Post 3 of Towards Causal Foundations of Safe AGI, preceded by Post 1: Introduction and Post 2: Causality.

By Matt MacDermott, James Fox, Rhys Ward, Jonathan Richens, and Tom Everitt representing the Causal Incentives Working Group. Thanks also to Ryan Carey, Toby Shevlane, and Aliya Ahmad.

The purpose of this post is twofold: to lay the foundation for subsequent posts by exploring what agency means from a causal perspective, and to sketch a research program for a deeper understanding of agency.

The Importance of Understanding Agency

Agency is a complex concept that has been studied from multiple perspectives, including social sciencephilosophy, and AI research. Broadly it refers to a system able to act autonomously. For the purposes of this blog post, we interpret agency as goal-directedness, i.e. acting as if trying to direct the world in some particular direction.

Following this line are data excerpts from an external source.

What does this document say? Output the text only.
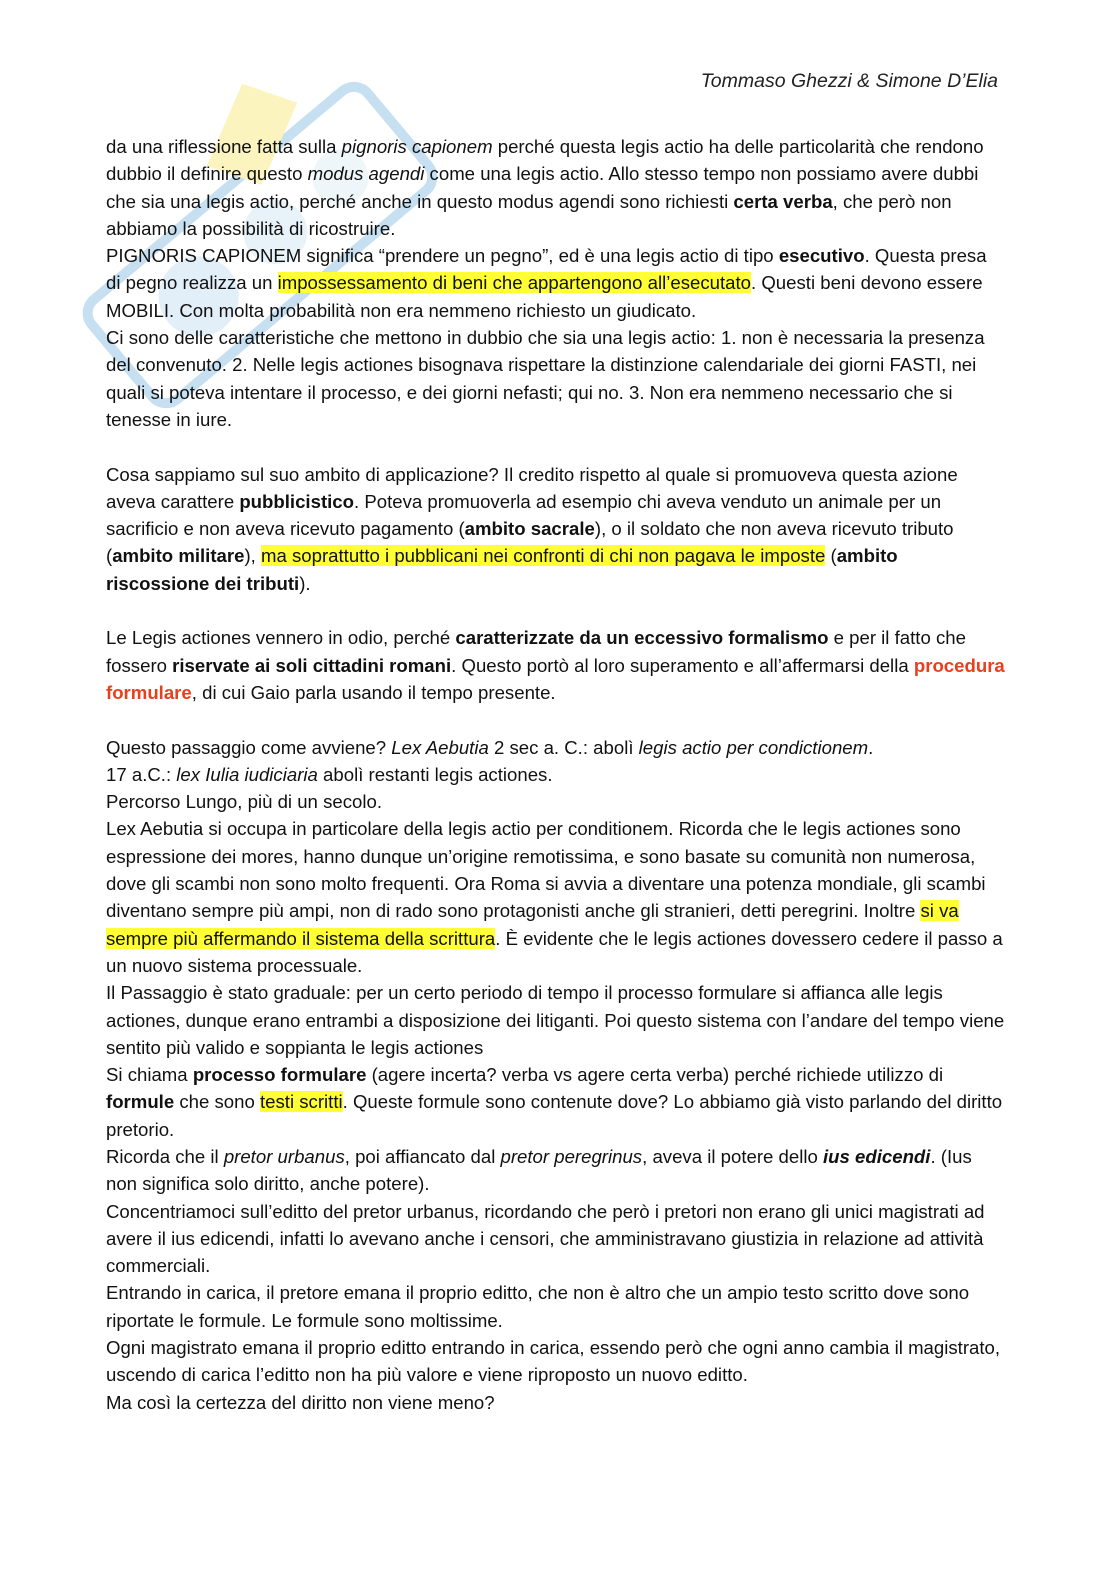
Tommaso Ghezzi & Simone D’Elia

da una riflessione fatta sulla pignoris capionem perché questa legis actio ha delle particolarità che rendono dubbio il definire questo modus agendi come una legis actio. Allo stesso tempo non possiamo avere dubbi che sia una legis actio, perché anche in questo modus agendi sono richiesti certa verba, che però non abbiamo la possibilità di ricostruire.

PIGNORIS CAPIONEM significa “prendere un pegno”, ed è una legis actio di tipo esecutivo. Questa presa di pegno realizza un impossessamento di beni che appartengono all’esecutato. Questi beni devono essere MOBILI. Con molta probabilità non era nemmeno richiesto un giudicato.

Ci sono delle caratteristiche che mettono in dubbio che sia una legis actio: 1. non è necessaria la presenza del convenuto. 2. Nelle legis actiones bisognava rispettare la distinzione calendariale dei giorni FASTI, nei quali si poteva intentare il processo, e dei giorni nefasti; qui no. 3. Non era nemmeno necessario che si tenesse in iure.

Cosa sappiamo sul suo ambito di applicazione? Il credito rispetto al quale si promuoveva questa azione aveva carattere pubblicistico. Poteva promuoverla ad esempio chi aveva venduto un animale per un sacrificio e non aveva ricevuto pagamento (ambito sacrale), o il soldato che non aveva ricevuto tributo (ambito militare), ma soprattutto i pubblicani nei confronti di chi non pagava le imposte (ambito riscossione dei tributi).

Le Legis actiones vennero in odio, perché caratterizzate da un eccessivo formalismo e per il fatto che fossero riservate ai soli cittadini romani. Questo portò al loro superamento e all’affermarsi della procedura formulare, di cui Gaio parla usando il tempo presente.

Questo passaggio come avviene? Lex Aebutia 2 sec a. C.: abolì legis actio per condictionem.

17 a.C.: lex Iulia iudiciaria abolì restanti legis actiones.

Percorso Lungo, più di un secolo.

Lex Aebutia si occupa in particolare della legis actio per conditionem. Ricorda che le legis actiones sono espressione dei mores, hanno dunque un’origine remotissima, e sono basate su comunità non numerosa, dove gli scambi non sono molto frequenti. Ora Roma si avvia a diventare una potenza mondiale, gli scambi diventano sempre più ampi, non di rado sono protagonisti anche gli stranieri, detti peregrini. Inoltre si va sempre più affermando il sistema della scrittura. È evidente che le legis actiones dovessero cedere il passo a un nuovo sistema processuale.

Il Passaggio è stato graduale: per un certo periodo di tempo il processo formulare si affianca alle legis actiones, dunque erano entrambi a disposizione dei litiganti. Poi questo sistema con l’andare del tempo viene sentito più valido e soppianta le legis actiones

Si chiama processo formulare (agere incerta? verba vs agere certa verba) perché richiede utilizzo di formule che sono testi scritti. Queste formule sono contenute dove? Lo abbiamo già visto parlando del diritto pretorio.

Ricorda che il pretor urbanus, poi affiancato dal pretor peregrinus, aveva il potere dello ius edicendi. (Ius non significa solo diritto, anche potere).

Concentriamoci sull’editto del pretor urbanus, ricordando che però i pretori non erano gli unici magistrati ad avere il ius edicendi, infatti lo avevano anche i censori, che amministravano giustizia in relazione ad attività commerciali.

Entrando in carica, il pretore emana il proprio editto, che non è altro che un ampio testo scritto dove sono riportate le formule. Le formule sono moltissime.

Ogni magistrato emana il proprio editto entrando in carica, essendo però che ogni anno cambia il magistrato, uscendo di carica l’editto non ha più valore e viene riproposto un nuovo editto.

Ma così la certezza del diritto non viene meno?
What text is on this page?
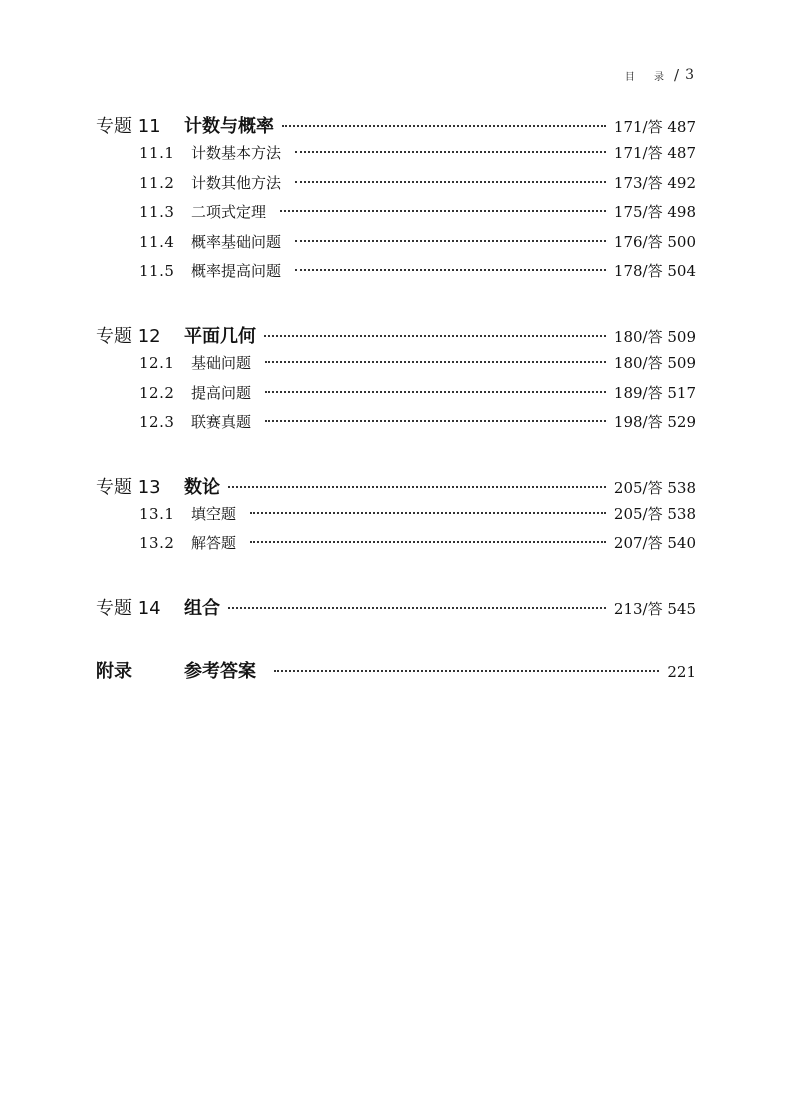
目 录 / 3
专题 11	计数与概率	171/答 487
11.1	计数基本方法	171/答 487
11.2	计数其他方法	173/答 492
11.3	二项式定理	175/答 498
11.4	概率基础问题	176/答 500
11.5	概率提高问题	178/答 504
专题 12	平面几何	180/答 509
12.1	基础问题	180/答 509
12.2	提高问题	189/答 517
12.3	联赛真题	198/答 529
专题 13	数论	205/答 538
13.1	填空题	205/答 538
13.2	解答题	207/答 540
专题 14	组合	213/答 545
附录	参考答案	221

There are strong incentives to create more agentic AI systems. Such systems could potentially do many tasks humans are currently needed for, such as independently researching topics, or even run their own companies. However, making systems more agentic comes with an additional set of potential dangers and harms, as goal-directed AI systems could become capable adversaries if their goals are misaligned with human interest.

A better understanding of agency may let us:

  • Understand dangers and harms from powerful machine learning systems.
  • Evaluate whether a particular ML model is dangerously agentic.
  • Design systems that are not agentic, such as AGI scientists or oracles, or which are agentic in a safe way.
  • Lay a foundation for progress on other AGI safety topics, such as interpretability, incentives, and generalisation.
  • Preserve human agency, e.g. through a better understanding of the conditions under which agency is enhanced or diminished.

Degrees of freedom

(Goal-directed) agents come in all shapes and sizes – from bacteria to humans, from football teams to governments, and from RL policies to LLM simulacra – but they share some fundamental features.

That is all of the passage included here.